Thermodynamics

Zeroth Law of Thermodynamics

• If temp of A=temp of B & Temp of B= Temp of C then temp of A=temp of C
• Temperature is proportional to average kinetic energy.
• Heat refers to the transfer of thermal energy from something hot to something cold
• Kelvin Scales: absolute zero is the theoretical temperature where there is no thermal energy.
  • Third Law states that the entropy of a perfectly-organized crystal at absolute zero is zero.
  • F = 9/5 C + 32
  • K = C + 273

Thermal Expansion

• This equation is used for solids: ΔL = ∝ LΔT
• For liquids only meaningful parameter is the volume expansion: ΔV = βVΔT
• The value of b is three times the coefficient of linear expansion (b = 3 ∝)

Systems

A system is the portion of the universe that we are interested in observing or manipulating. The rest is called surroundings.

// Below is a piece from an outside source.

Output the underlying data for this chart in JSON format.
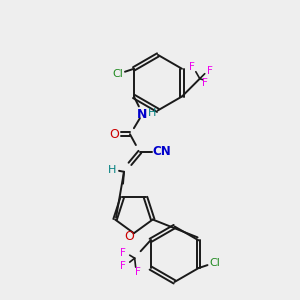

• Isolated Systems: Not capable of exchanging energy or matter with their surroundings. Total change in internal energy must be zero.
• Closed Systems: Capable of exchanging energy, but not matter with the surroundings.
  • E.g – gas in vessels with moveable pistons
• Open Systems: Can exchange both matter and energy with the environment.
• State Functions: thermodynamic properties are a function of only the current equilibrium state. These are defined by the fact that they are path independent.
  • E.g – Pressure, density, temperature, volume, enthalpy, internal energy, Gibbs free energy, and entropy
• Process Function: describe the path taken to get from one state to another
  • E.g. – Work and Heat

First law of Thermodynamics

Just another iteration of the energy conservation law (energy cannot be created or destroyed).

• ΔU = Q-W

Heat

• Second Law of Thermodynamics: objects in thermal contact and not in thermal equilibrium will exchange heat energy.
• Heat: defined as the process by which a quantity of energy is transferred between two objects as a result of difference in temperature.
  • Unit is Joule, but can also be in calories (c), nutritional calories (C), and British thermal unit (BTU).
  • One calorie is the amount og heat required to raise 1g of water by 1 degrees
  • 1 Cal = 10^3 cal = 4184 J = 3.97 BTU

Heat Transfer

• Conduction: direct transfer of energy from molecule to molecule through molecular collisions.
• Metals are the best conductors while gases are the worst
• Convection: transfer of heat by the physical motion of a fluid over a material. Only for liquids and gases since it needs the movement of a fluid.
• Radiation: transfer of energy by electromagnetic waves. Can transfer energy through a vacuum.

Specific Heat

• Specific heat of a substance is defined as the amount of heat energy required to raise one gram of a substance by one degree Celsius or one-unit kelvin.
  • Specific heat of water is 1 cal/(g*K)  or 4.184 J/(g*K)
  • q = mcΔT

Heat of Transformation

• Phase change occurs at a constant temperature since these changes are related to changes in potential energy and not kinetic energy.
• Increasing the temperature of a substance undergoing a phase change will increase the potential energy which permits a greater number of microstates (ability to move).
  • q = mL where L is the heat of transformation or latent heat
• Liquid to solid is freezing/solidification; solid to liquid is melting/fusion and it occurs at the melting point and heat of transformation is called the heat of fusion.
• Liquid to gas is boiling/evaporation/vaporization; gas to liquid is condensation and this occurs at the boiling point and heat of transformation is called the heat of vaporization.

Thermodynamic Processes

• Have three particular processes that are focused on isothermal, adiabatic and isovolumetric.
• Thermodynamic processes can be showed on a P-v or T-V diagram.

Second Law of Thermodynamics and Entropy

• Energy Dispersion: Energy goes from being concentrated to being spread out.
• Entropy is a measure of how spontaneous a reaction will be.
  • ΔS = Qrev/T
  • ΔSuniverse = ΔSsystem + ΔSsurroundings > 0
• Naturally Process: Something that intuitively occurs
• Reversible Reaction: processes that can spontaneously reverse course. This only occurs when the system is always in equilibrium, as such an infinite time period would be needed.